Il prode arciere lanciò un grido al suo valente cavallo, e il cavallo accorse; subito l’arciere smontò la tenda dalla cupola d’oro, salta a cavallo, prese con sé la principessa Vassilissa addormentata e si mise in cammino, come una freccia scoccata dall’arco.
Arrivò dallo zar; quando vide la principessa il sovrano si rallegrò assai, ringraziò l’arciere del buon servigio, lo ricompensò con una grossa somma, e lo insignì di un grado altissimo.
La principessa Vassilissa si svegliò, apprese che si trovava ben lontana dall’azzurro mare, e cominciò a piangere, a languire, il suo viso cambiò completamente; per quanto lo zar la esortasse, tutto fu vano. Ecco che lo zar pensò di sposarla, ma lei disse:
“Lascia che quello che mi ha portato qui vada all’azzurro mare; in mezzo al mare c’è una grossa pietra, sotto quella pietra è nascosto il mio abito nuziale. Io non mi sposerò se non avrò quel vestito!”
Subito lo zar andò dal prode arciere: “Va presto ai confini del mondo, dove spunta il rosso solicello, là nell’azzurro mare si trova una gran pietra, e sotto la pietra è nascosto l’abito nuziale della principessa Vassilissa; trova quell’abito e portalo qua; è venuto il tempo di celebrare le nozze! Se lo trovi, vi ricompenserò ancor meglio di prima, ma se non trovi, ecco la mia spada: che la tua testa cada!”
L’arciere pianse lacrime amare, andò dal suo valente cavallo: ” Questa volta,” pensa, “non sfuggirò alla morte!”
“Di che piangi, padrone!” domanda il cavallo.
“Lo zar mi ha ordinato di cercargli sul fondo del mare l’abito nuziale della principessa Vassilissa.”
“Ecco! te l’avevo detto: non prendere la piuma d’oro, che ti capiteranno dei guai! Suvvia, ora non temere: questa non è ancora una disgrazia, la disgrazia verrà dopo! Siediti su di me e andiamo all’azzurro mare.”
Il baldo arciere arrivò ai confini del mondo e si fermò proprio sulla riva del mare; il valente cavallo vide un enorme gambero marino che strisciava sulla sabbia, e gli pose sul collo il suo pesante zoccolo. Disse il gambero marino:” Non uccidermi, lasciami vivere! Farò tutto quel che ti occorre!”
Gli rispose il cavallo “In mezzo all’azzurro mare giace una grossa pietra, sotto questa pietra è nascosto l’abito nuziale della principessa Vassilissa; portami quell’abito!”
Il gambero urlò con voce profonda per tutto l’azzurro mare; subito le acque ribollirono, da ogni parte s’arrampicarono sulla riva gamberi grossi e piccoli: una quantità prodigiosa! Il vecchio gambero diede loro un ordine ed essi si gettarono in acqua; un’ora dopo traevano dal fondo del mare, da sotto la grande pietra, l’abito nuziale della principessa Vassilissa.
Il prode arciere tornò dallo zar, portando l’abito della principessa; ma di nuovo Vassilissa s’intesta:
“Non ti sposerò” dice allo zar “finché non avrai dato ordine al giovane arciere di fare un bagno nell’acqua bollente.”

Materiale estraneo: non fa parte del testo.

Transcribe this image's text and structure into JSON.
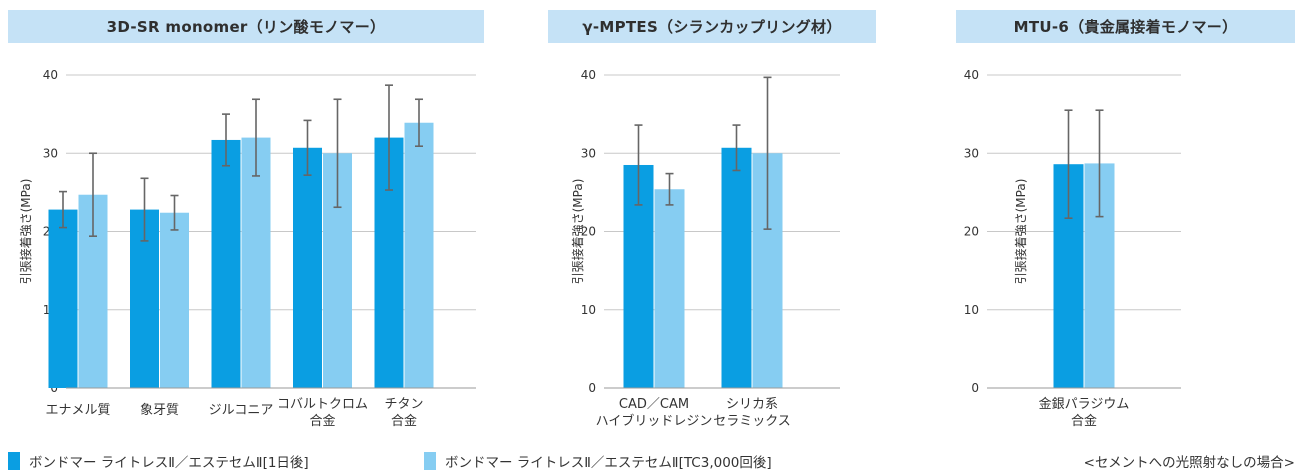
{
  "chart_data": [
    {
      "type": "bar",
      "title": "3D-SR monomer（リン酸モノマー）",
      "ylabel": "引張接着強さ(MPa)",
      "ylim": [
        0,
        40
      ],
      "yticks": [
        0,
        10,
        20,
        30,
        40
      ],
      "grid": true,
      "categories": [
        [
          "エナメル質"
        ],
        [
          "象牙質"
        ],
        [
          "ジルコニア"
        ],
        [
          "コバルトクロム",
          "合金"
        ],
        [
          "チタン",
          "合金"
        ]
      ],
      "series": [
        {
          "name": "ボンドマー ライトレスⅡ／エステセムⅡ[1日後]",
          "values": [
            22.8,
            22.8,
            31.7,
            30.7,
            32.0
          ],
          "errors": [
            2.3,
            4.0,
            3.3,
            3.5,
            6.7
          ]
        },
        {
          "name": "ボンドマー ライトレスⅡ／エステセムⅡ[TC3,000回後]",
          "values": [
            24.7,
            22.4,
            32.0,
            30.0,
            33.9
          ],
          "errors": [
            5.3,
            2.2,
            4.9,
            6.9,
            3.0
          ]
        }
      ]
    },
    {
      "type": "bar",
      "title": "γ-MPTES（シランカップリング材）",
      "ylabel": "引張接着強さ(MPa)",
      "ylim": [
        0,
        40
      ],
      "yticks": [
        0,
        10,
        20,
        30,
        40
      ],
      "grid": true,
      "categories": [
        [
          "CAD／CAM",
          "ハイブリッドレジン"
        ],
        [
          "シリカ系",
          "セラミックス"
        ]
      ],
      "series": [
        {
          "name": "ボンドマー ライトレスⅡ／エステセムⅡ[1日後]",
          "values": [
            28.5,
            30.7
          ],
          "errors": [
            5.1,
            2.9
          ]
        },
        {
          "name": "ボンドマー ライトレスⅡ／エステセムⅡ[TC3,000回後]",
          "values": [
            25.4,
            30.0
          ],
          "errors": [
            2.0,
            9.7
          ]
        }
      ]
    },
    {
      "type": "bar",
      "title": "MTU-6（貴金属接着モノマー）",
      "ylabel": "引張接着強さ(MPa)",
      "ylim": [
        0,
        40
      ],
      "yticks": [
        0,
        10,
        20,
        30,
        40
      ],
      "grid": true,
      "categories": [
        [
          "金銀パラジウム",
          "合金"
        ]
      ],
      "series": [
        {
          "name": "ボンドマー ライトレスⅡ／エステセムⅡ[1日後]",
          "values": [
            28.6
          ],
          "errors": [
            6.9
          ]
        },
        {
          "name": "ボンドマー ライトレスⅡ／エステセムⅡ[TC3,000回後]",
          "values": [
            28.7
          ],
          "errors": [
            6.8
          ]
        }
      ]
    }
  ],
  "legend": {
    "day1": "ボンドマー ライトレスⅡ／エステセムⅡ[1日後]",
    "tc3000": "ボンドマー ライトレスⅡ／エステセムⅡ[TC3,000回後]"
  },
  "note": "<セメントへの光照射なしの場合>",
  "colors": {
    "day1": "#0a9ee2",
    "tc3000": "#86cdf2",
    "title_bg": "#c5e2f6",
    "grid": "#c8c8c8",
    "error_bar": "#666666"
  }
}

Lo zar ordinò di riempire d’acqua un pentolone di ferro, di riscaldarla il più possibile e, quando fosse bollente, di gettarvi l’arciere. Ecco che è tutto pronto, l’acqua bolle, gli spruzzi volano; portarono il povero arciere.
“Che guaio, questa sì che è una disgrazia!” pensava “ah! perché ho preso la piuma d’oro dell’uccello di fuoco? Perché non ho dato ascolto al cavallo?” Si rammentò di lui e disse allo zar “Zar sovrano! permetti che prima di morire io dica addio al mio cavallo”

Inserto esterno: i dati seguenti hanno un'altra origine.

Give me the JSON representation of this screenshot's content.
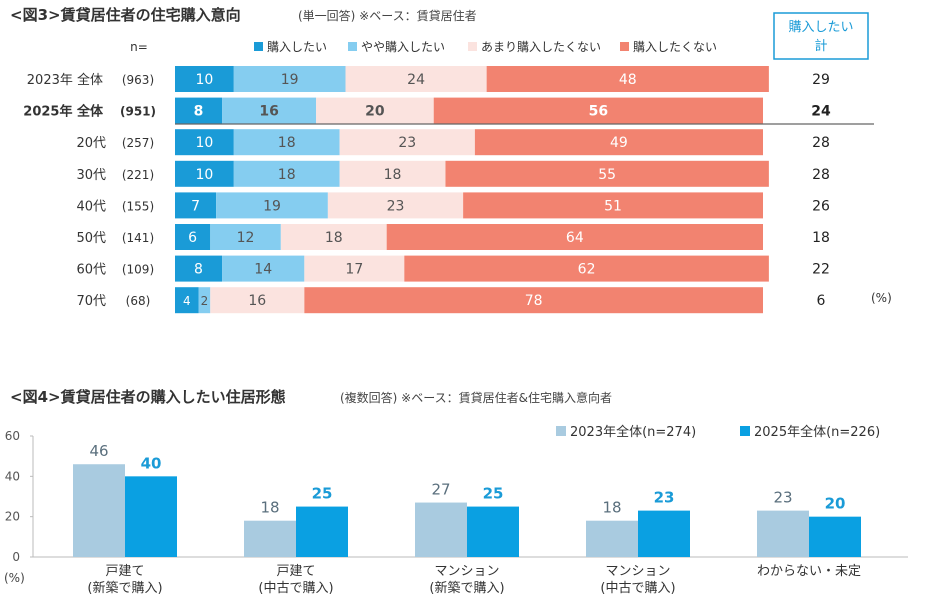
{
  "fig3": {
    "title": "<図3>賃貸居住者の住宅購入意向",
    "subtitle": "(単一回答) ※ベース：賃貸居住者",
    "n_label": "n=",
    "total_header_line1": "購入したい",
    "total_header_line2": "計",
    "percent_unit": "(%)"
  },
  "fig4": {
    "title": "<図4>賃貸居住者の購入したい住居形態",
    "subtitle": "(複数回答) ※ベース：賃貸居住者&住宅購入意向者",
    "y_unit": "(%)"
  },
  "colors": {
    "buy": "#1a9bd7",
    "somewhat_buy": "#85cdf0",
    "not_really": "#fbe3df",
    "not_buy": "#f28370",
    "series2023": "#a9cbe0",
    "series2025": "#0aa0e2",
    "label2025": "#1a9bd7"
  },
  "chart_data": [
    {
      "type": "bar",
      "orientation": "horizontal",
      "stacked": true,
      "title": "<図3>賃貸居住者の住宅購入意向",
      "legend": [
        "購入したい",
        "やや購入したい",
        "あまり購入したくない",
        "購入したくない"
      ],
      "rows": [
        {
          "label": "2023年 全体",
          "n": "(963)",
          "values": [
            10,
            19,
            24,
            48
          ],
          "total": 29,
          "bold": false
        },
        {
          "label": "2025年 全体",
          "n": "(951)",
          "values": [
            8,
            16,
            20,
            56
          ],
          "total": 24,
          "bold": true
        },
        {
          "label": "20代",
          "n": "(257)",
          "values": [
            10,
            18,
            23,
            49
          ],
          "total": 28,
          "bold": false
        },
        {
          "label": "30代",
          "n": "(221)",
          "values": [
            10,
            18,
            18,
            55
          ],
          "total": 28,
          "bold": false
        },
        {
          "label": "40代",
          "n": "(155)",
          "values": [
            7,
            19,
            23,
            51
          ],
          "total": 26,
          "bold": false
        },
        {
          "label": "50代",
          "n": "(141)",
          "values": [
            6,
            12,
            18,
            64
          ],
          "total": 18,
          "bold": false
        },
        {
          "label": "60代",
          "n": "(109)",
          "values": [
            8,
            14,
            17,
            62
          ],
          "total": 22,
          "bold": false
        },
        {
          "label": "70代",
          "n": "(68)",
          "values": [
            4,
            2,
            16,
            78
          ],
          "total": 6,
          "bold": false
        }
      ],
      "xlim": [
        0,
        100
      ]
    },
    {
      "type": "bar",
      "title": "<図4>賃貸居住者の購入したい住居形態",
      "categories": [
        [
          "戸建て",
          "(新築で購入)"
        ],
        [
          "戸建て",
          "(中古で購入)"
        ],
        [
          "マンション",
          "(新築で購入)"
        ],
        [
          "マンション",
          "(中古で購入)"
        ],
        [
          "わからない・未定"
        ]
      ],
      "series": [
        {
          "name": "2023年全体(n=274)",
          "values": [
            46,
            18,
            27,
            18,
            23
          ]
        },
        {
          "name": "2025年全体(n=226)",
          "values": [
            40,
            25,
            25,
            23,
            20
          ]
        }
      ],
      "ylim": [
        0,
        60
      ],
      "yticks": [
        0,
        20,
        40,
        60
      ],
      "ylabel": "(%)",
      "legend_position": "top-right"
    }
  ]
}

“Bene, vai a dirgli addio!” L’arciere andò dal suo valente cavallo, e pianse a calde lacrime.
“Di che piangi, padrone?”
“Lo zar m’ha ordinato di fare un bagno nell’acqua bollente” “Non temere, non piangere, resterai vivo!” gli disse il cavallo, e presto fece un incanto sull’arciere, perché il bollore non nuocesse al suo bianco corpo.

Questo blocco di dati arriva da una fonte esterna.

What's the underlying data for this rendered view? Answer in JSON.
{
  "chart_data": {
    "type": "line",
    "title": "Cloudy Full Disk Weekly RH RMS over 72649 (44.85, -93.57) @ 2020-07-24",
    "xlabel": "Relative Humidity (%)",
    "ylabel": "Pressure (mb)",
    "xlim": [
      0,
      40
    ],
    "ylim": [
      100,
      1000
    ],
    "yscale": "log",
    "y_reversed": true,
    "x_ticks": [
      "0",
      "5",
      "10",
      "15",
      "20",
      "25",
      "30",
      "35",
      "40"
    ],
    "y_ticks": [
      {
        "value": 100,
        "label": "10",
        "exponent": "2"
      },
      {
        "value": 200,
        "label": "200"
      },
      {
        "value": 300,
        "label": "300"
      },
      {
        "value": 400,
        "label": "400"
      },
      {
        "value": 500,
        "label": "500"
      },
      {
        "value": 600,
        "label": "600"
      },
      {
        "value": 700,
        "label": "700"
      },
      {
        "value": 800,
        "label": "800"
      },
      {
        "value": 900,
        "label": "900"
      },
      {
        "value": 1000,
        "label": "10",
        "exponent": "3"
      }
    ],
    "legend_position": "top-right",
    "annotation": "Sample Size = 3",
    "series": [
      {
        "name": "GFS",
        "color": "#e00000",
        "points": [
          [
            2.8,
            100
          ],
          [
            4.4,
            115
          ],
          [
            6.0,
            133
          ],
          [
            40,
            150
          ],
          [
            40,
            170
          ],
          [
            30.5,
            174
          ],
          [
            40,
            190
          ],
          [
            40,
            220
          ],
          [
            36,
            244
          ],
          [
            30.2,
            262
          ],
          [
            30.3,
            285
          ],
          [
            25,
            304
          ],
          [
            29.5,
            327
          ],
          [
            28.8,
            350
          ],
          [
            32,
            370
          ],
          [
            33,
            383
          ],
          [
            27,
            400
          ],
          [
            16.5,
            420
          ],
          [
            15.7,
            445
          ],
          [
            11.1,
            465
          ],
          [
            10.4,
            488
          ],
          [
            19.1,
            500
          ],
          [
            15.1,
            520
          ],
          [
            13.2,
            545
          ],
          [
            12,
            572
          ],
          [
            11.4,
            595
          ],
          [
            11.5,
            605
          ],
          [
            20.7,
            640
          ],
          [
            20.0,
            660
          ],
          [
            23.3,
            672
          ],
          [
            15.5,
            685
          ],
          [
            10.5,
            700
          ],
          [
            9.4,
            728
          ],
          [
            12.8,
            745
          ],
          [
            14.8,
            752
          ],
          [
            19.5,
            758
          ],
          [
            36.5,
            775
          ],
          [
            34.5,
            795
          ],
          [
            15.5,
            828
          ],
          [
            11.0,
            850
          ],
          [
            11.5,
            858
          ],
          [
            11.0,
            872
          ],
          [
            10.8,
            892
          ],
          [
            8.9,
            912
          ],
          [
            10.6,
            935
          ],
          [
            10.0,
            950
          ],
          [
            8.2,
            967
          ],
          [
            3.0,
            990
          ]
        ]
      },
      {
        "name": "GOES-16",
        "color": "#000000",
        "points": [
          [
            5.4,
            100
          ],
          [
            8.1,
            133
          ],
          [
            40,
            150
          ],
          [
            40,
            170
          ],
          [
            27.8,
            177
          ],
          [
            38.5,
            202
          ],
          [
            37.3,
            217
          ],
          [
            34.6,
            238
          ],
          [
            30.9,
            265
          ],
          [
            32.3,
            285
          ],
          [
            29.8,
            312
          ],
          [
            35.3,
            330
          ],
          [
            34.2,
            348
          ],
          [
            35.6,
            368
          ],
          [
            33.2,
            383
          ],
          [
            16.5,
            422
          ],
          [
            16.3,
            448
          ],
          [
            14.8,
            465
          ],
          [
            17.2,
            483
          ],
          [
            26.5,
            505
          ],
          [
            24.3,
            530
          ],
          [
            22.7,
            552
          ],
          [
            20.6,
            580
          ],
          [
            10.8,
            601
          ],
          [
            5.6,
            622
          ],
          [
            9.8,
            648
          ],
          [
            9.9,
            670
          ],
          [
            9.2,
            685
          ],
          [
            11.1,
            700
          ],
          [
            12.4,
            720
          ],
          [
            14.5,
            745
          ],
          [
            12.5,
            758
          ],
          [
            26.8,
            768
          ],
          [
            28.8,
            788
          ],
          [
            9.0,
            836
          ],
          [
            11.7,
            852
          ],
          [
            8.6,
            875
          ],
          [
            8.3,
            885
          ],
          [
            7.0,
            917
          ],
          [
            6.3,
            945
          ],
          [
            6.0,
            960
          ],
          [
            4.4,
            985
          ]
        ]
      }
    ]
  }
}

L’arciere tornò dalla stalla; subito i lavoranti lo afferrarono e lo buttarono dritto nel pentolone; era diventato così bello da non potersi raccontare nelle fiabe, né descrivere con la penna. Quando lo zar vide ch’egli era diventato così bello, volle bagnarsi anche lui; come uno stupido scivolò in acqua e nello stesso momento si lessò.
Seppellirono lo zar, e al suo posto elessero il baldo arciere; egli sposò la principessa Vassilissa e visse con lei lunghi anni d’amore e d’accordo.